Bonnes feuilles du livre dans lequel Sabrina Abda fait le récit de la violence meurtrière qui s’est abattue sur sa famille à Guelma en mai 1945.

La préface de Gilles Manceron

Guelma, une répression coloniale emblématique

De la répression massive perpétrée dans les semaines qui ont suivi le 8 mai 1945 contre la population algérienne de l’Est algérien, on connaît mieux celle qui s’est produite à Sétif et dans sa région de l’ouest du Constantinois que celle qui s’est abattue, à l’est de Constantine, sur Guelma et ses environs. Dans cette ville, pourtant, le déroulement des faits a été particulier puisque les violences ont été le fait en grande partie d’une milice constituée de civils européens qui a été formée dans les mois précédant le 8 mai 1945 et qui n’attendait qu’un prétexte pour s’abattre sur la population autochtone de la ville et de ses alentours.

Ce déroulement particulier qui est un cas à la fois emblématique et paroxystique de la violence coloniale apparaît dans le récit que fait dans ce livre Sabrina Abda de la violence meurtrière qui s’est abattue sur sa famille à Guelma.

Sur ce qu’il s’est passé dans cette ville, le livre posthume de Marcel Reggui, Les massacres de Guelma. Algérie, mai 1945 : une enquête sur la furie des milices coloniales, publié en 2006 aux éditions La Découverte, introduit et présenté par Jean-Pierre Peyroulou, avait déjà fourni un exemple.

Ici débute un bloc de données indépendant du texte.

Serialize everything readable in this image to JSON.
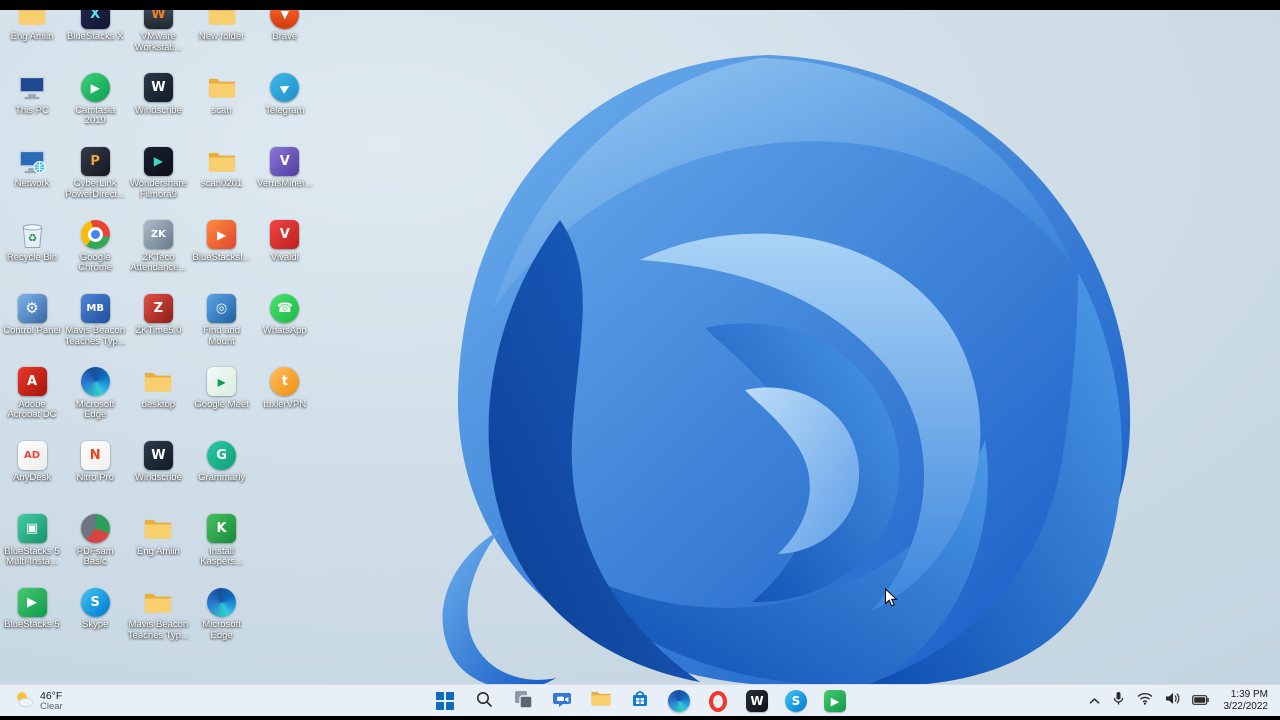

L’auteur, âgé de vingt ans alors, avait perdu une soeur et deuxfrères lors de ce drame mais n’en avait jamais parlé de son vivant. Prénommé Mahmoud, il était arrivé à Guelma fin juillet 1945 et avait mené l’enquête sur la tragédie qui venait de se dérouler. Il en commença un récit, puis partit continuer ses études à l’École normale de Tunis où il l’a terminé. Il conserva toute sa vie ce récit sans le publier. Mais bien que durant sa carrière d’enseignant en France, durant laquelle il s’est converti au catholicisme, a adopté le prénom de Marcel et n’a plus reparlé de ce drame, il conserva toute sa vie ce récit. Ce sont ses filles qui l’ont publié après sa mort.

Cette édition posthume a été une pièce essentielle à la connaissance du déroulement particulier de la répression de 1945 à Guelma, suivie de la publication du livre de Jean-Pierre Peyroulou, Guelma 1945, une subversion française dans l’Algérie coloniale, paru en 2009 chez le même éditeur. Le livre de Sabrina Abda que l’on va lire apporte sur le déroulement de cette tragédie des éléments nouveaux.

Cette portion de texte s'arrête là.